Khamenei on June 19 called Britain the "most treacherous" of Iran's enemies which he accused of orchestrating an unprecedented outpouring of protest after the June 12 poll.

"Eight local employees at the British embassy who had a considerable role in recent unrest were taken into custody," the semi-official Fars news agency reported on June 28, without saying when the detentions took place.

The authorities, while taking tough action to snuff out any embers of protest, have repeatedly accused Britain and the United States of inciting the turmoil. Both countries deny it.

"This is harassment and intimidation of a kind that is quite unacceptable," British Foreign Secretary David Miliband told reporters at an international conference in Corfu.

"We want to see (the embassy staff) released unharmed."

The detentions will further strain ties between London and Tehran, who have already expelled two of each other's diplomats since the election sparked the gravest internal challenge to the Iranian authorities since the 1979 Islamic revolution.

The streets of Tehran have sunk back into a sullen calm after riot police and religious basij militia crushed huge demonstrations in which at least 20 people were killed.

Official results showing hardline President Mahmoud Ahmadinejad won re-election by a landslide were met with disbelief by many Iranians who agreed with complaints by the
runner-up, Mirhossein Mousavi, that the vote was rigged.
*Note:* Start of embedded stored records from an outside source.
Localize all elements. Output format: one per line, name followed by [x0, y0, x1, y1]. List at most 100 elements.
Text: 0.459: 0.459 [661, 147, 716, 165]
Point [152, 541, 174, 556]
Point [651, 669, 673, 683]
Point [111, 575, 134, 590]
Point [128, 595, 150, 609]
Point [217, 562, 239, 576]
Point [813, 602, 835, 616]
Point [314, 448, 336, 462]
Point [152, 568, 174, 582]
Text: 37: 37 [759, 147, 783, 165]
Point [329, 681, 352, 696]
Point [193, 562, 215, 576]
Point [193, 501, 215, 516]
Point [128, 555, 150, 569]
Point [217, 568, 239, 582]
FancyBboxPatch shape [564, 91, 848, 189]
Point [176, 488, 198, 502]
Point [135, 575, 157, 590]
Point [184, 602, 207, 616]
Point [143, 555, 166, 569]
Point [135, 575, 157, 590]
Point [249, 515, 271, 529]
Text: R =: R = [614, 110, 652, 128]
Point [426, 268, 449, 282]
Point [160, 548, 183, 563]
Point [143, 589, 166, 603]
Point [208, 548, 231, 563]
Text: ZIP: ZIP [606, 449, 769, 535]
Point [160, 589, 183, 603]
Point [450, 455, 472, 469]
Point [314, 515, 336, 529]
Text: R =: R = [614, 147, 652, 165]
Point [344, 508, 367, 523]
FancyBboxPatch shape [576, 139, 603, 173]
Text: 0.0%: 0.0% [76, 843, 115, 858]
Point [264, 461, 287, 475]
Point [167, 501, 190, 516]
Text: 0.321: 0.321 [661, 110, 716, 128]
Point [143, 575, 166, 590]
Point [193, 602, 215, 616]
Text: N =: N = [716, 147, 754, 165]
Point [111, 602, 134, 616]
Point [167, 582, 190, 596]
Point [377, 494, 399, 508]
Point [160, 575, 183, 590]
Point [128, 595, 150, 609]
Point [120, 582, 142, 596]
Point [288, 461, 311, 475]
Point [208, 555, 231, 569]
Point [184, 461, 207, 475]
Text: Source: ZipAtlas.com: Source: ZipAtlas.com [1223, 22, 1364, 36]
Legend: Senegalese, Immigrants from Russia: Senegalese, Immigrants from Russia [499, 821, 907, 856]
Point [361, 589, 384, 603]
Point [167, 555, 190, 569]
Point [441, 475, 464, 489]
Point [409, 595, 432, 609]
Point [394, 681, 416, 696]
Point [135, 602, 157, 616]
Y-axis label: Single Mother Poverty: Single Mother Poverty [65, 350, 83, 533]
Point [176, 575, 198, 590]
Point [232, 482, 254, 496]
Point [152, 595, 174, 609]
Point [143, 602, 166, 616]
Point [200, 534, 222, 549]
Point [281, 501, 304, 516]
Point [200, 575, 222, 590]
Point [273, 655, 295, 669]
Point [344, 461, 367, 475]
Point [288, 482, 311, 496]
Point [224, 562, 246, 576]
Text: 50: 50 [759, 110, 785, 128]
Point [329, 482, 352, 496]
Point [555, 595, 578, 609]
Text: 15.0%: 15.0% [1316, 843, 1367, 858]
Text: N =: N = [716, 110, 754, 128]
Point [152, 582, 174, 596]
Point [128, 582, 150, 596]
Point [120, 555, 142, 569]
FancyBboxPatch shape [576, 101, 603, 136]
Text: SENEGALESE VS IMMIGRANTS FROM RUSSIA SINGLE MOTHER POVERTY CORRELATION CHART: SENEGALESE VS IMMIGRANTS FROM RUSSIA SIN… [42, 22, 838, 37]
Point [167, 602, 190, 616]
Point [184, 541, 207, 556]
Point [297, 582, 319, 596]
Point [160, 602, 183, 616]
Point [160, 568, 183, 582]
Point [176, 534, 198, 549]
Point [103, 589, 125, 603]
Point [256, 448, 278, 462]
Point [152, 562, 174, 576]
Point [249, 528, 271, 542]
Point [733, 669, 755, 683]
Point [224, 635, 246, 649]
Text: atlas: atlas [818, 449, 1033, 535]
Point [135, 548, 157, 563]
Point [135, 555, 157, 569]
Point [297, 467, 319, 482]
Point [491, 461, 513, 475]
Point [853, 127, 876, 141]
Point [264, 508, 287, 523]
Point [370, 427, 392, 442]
Mousavi has repeated demands for the election to be rerun, in defiance of Khamenei who declared the poll fair, but he appears to have dwindling options for any further challenge.

The Guardian Council, Iran's top legislative body, is to give its final verdict on the election by Monday. The 12-man body has offered a partial recount -- rejected by Mousavi and fellow-candidate Mehdi Karoubi -- but it has already described the poll as the healthiest since the revolution.

British Prime Minister Gordon Brown has condemned violence and media censorship in Iran since the election. Britain suspended its diplomatic ties with Iran after the Islamic revolution in 1979, only reopening an embassy in 1988, following the Iran-Iraq war. Full normalization only took place in 1998.